Iranische Schnellboote. Bild via Al-Masdar News

Die militärische Präsenz der USA im Persischen Golf sorgt dafür, dass der Iran seine Schnellboote modernisiert. Zudem sollen Kriegsschiffe vor der US-Küste im Atlantik stationiert werden.

Von Marco Maier

Schon jetzt gehören die iranischen Schnellboote zu den schnellsten der Welt. Doch das reicht den Iranern nicht. Angesichts der militärischen Bedrohung durch die im Golf stationierten US-Kriegsschiffe und nun auch noch eines nuklearbetriebenen Flugzeugträgers verkündete nun der Marinekommandeur der Iranischen Revolutionsgarden (IRGC) die Modernisierung dieser Schnellboote.

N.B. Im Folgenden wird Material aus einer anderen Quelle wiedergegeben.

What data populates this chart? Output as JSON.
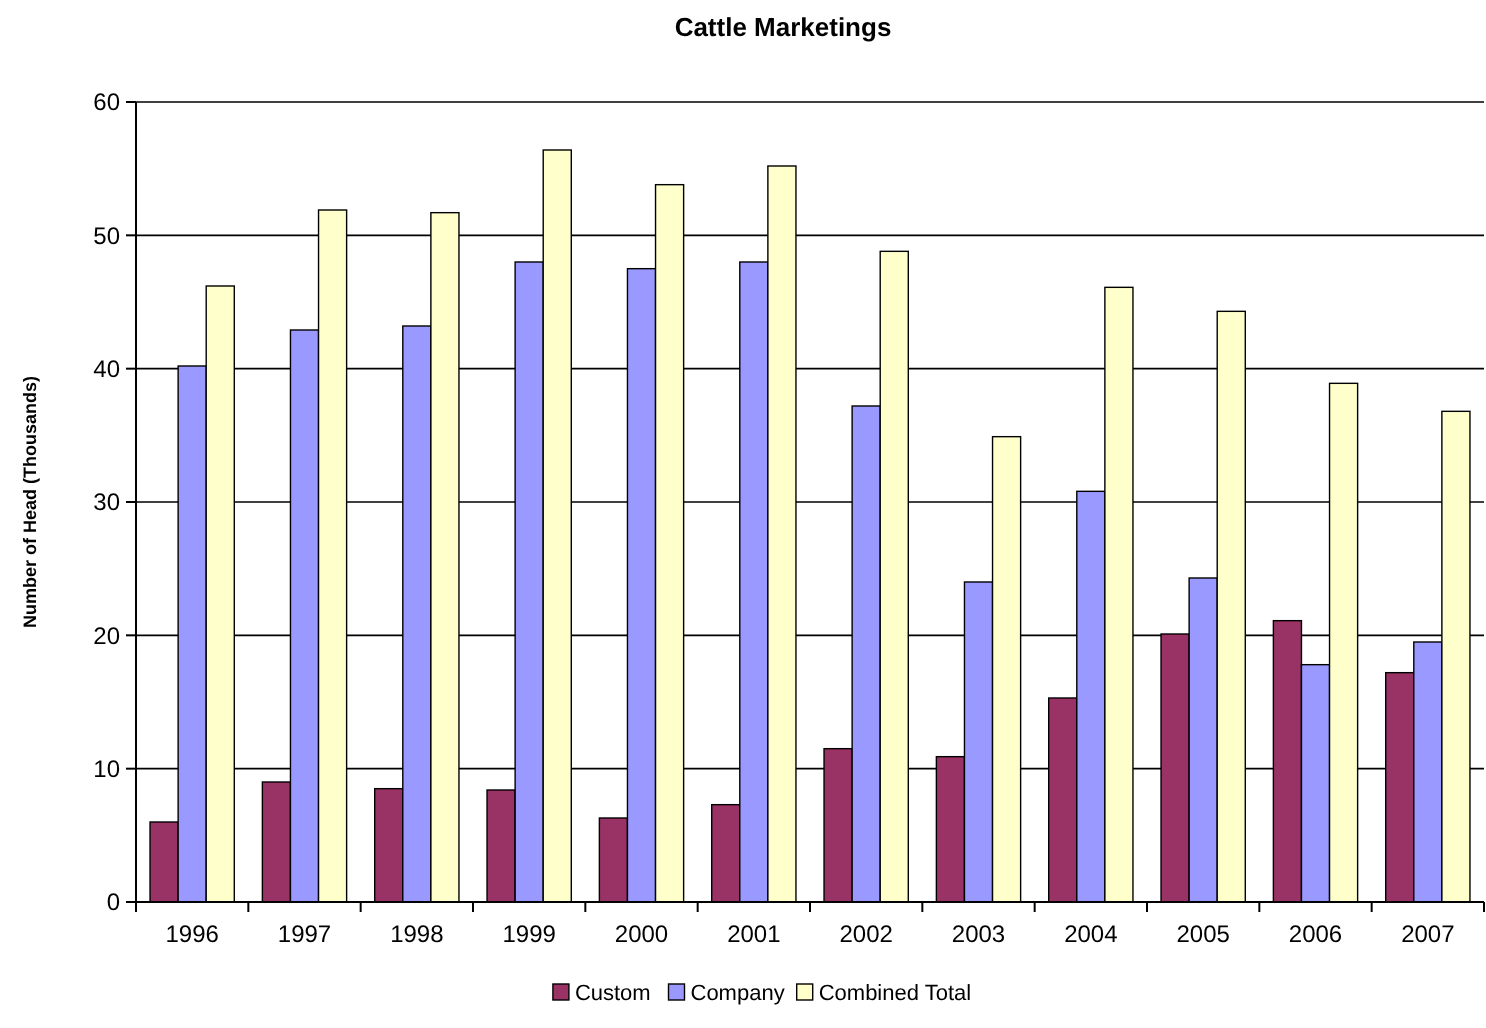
{
  "chart_data": {
    "type": "bar",
    "title": "Cattle Marketings",
    "ylabel": "Number of Head (Thousands)",
    "categories": [
      "1996",
      "1997",
      "1998",
      "1999",
      "2000",
      "2001",
      "2002",
      "2003",
      "2004",
      "2005",
      "2006",
      "2007"
    ],
    "series": [
      {
        "name": "Custom",
        "color": "#993366",
        "values": [
          6.0,
          9.0,
          8.5,
          8.4,
          6.3,
          7.3,
          11.5,
          10.9,
          15.3,
          20.1,
          21.1,
          17.2
        ]
      },
      {
        "name": "Company",
        "color": "#9999ff",
        "values": [
          40.2,
          42.9,
          43.2,
          48.0,
          47.5,
          48.0,
          37.2,
          24.0,
          30.8,
          24.3,
          17.8,
          19.5
        ]
      },
      {
        "name": "Combined Total",
        "color": "#ffffcc",
        "values": [
          46.2,
          51.9,
          51.7,
          56.4,
          53.8,
          55.2,
          48.8,
          34.9,
          46.1,
          44.3,
          38.9,
          36.8
        ]
      }
    ],
    "ylim": [
      0,
      60
    ],
    "yticks": [
      0,
      10,
      20,
      30,
      40,
      50,
      60
    ],
    "grid": "y",
    "legend": "bottom"
  }
}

Man wolle sie mit einer Stealth-Technologie versehen und neue Raketenwerfer montieren, die eine bessere Feuerkraft besitzen und schnellere Raketen abfeuern. Zudem sollen sie noch schneller und manövrierfähiger werden als bisher schon, um so das Überraschungsmoment auf der eigenen Seite zu haben. Ziel ist es laut dem iranischen Kommandeur Alireza Tangsiri, mit 80 Knoten (ca. 148 Kilometer pro Stunde) und mehr übers Wasser fliegen zu lassen.

Er wies auf die Ankunft des US-Flugzeugträgers USS John C. Stennis in der Straße von Hormuz hin und betonte, dass die Revolutionsgarden diese fremden Streitkräfte konstant überwachen würden. Die Amerikaner würden die regionale Sicherheit stören. Damit stößt er ins selbe Horn wie zuvor schon der iranische Generalstabschef Mohammed Baqeri. Dieser sagte am Sonntag: „Die Amerikaner haben wo auch immer sie aufgetaucht sind Unsicherheit gesät.“ Die Golfstaaten könnten selbst für ihre Sicherheit sorgen und bräuchten die Amerikaner nicht.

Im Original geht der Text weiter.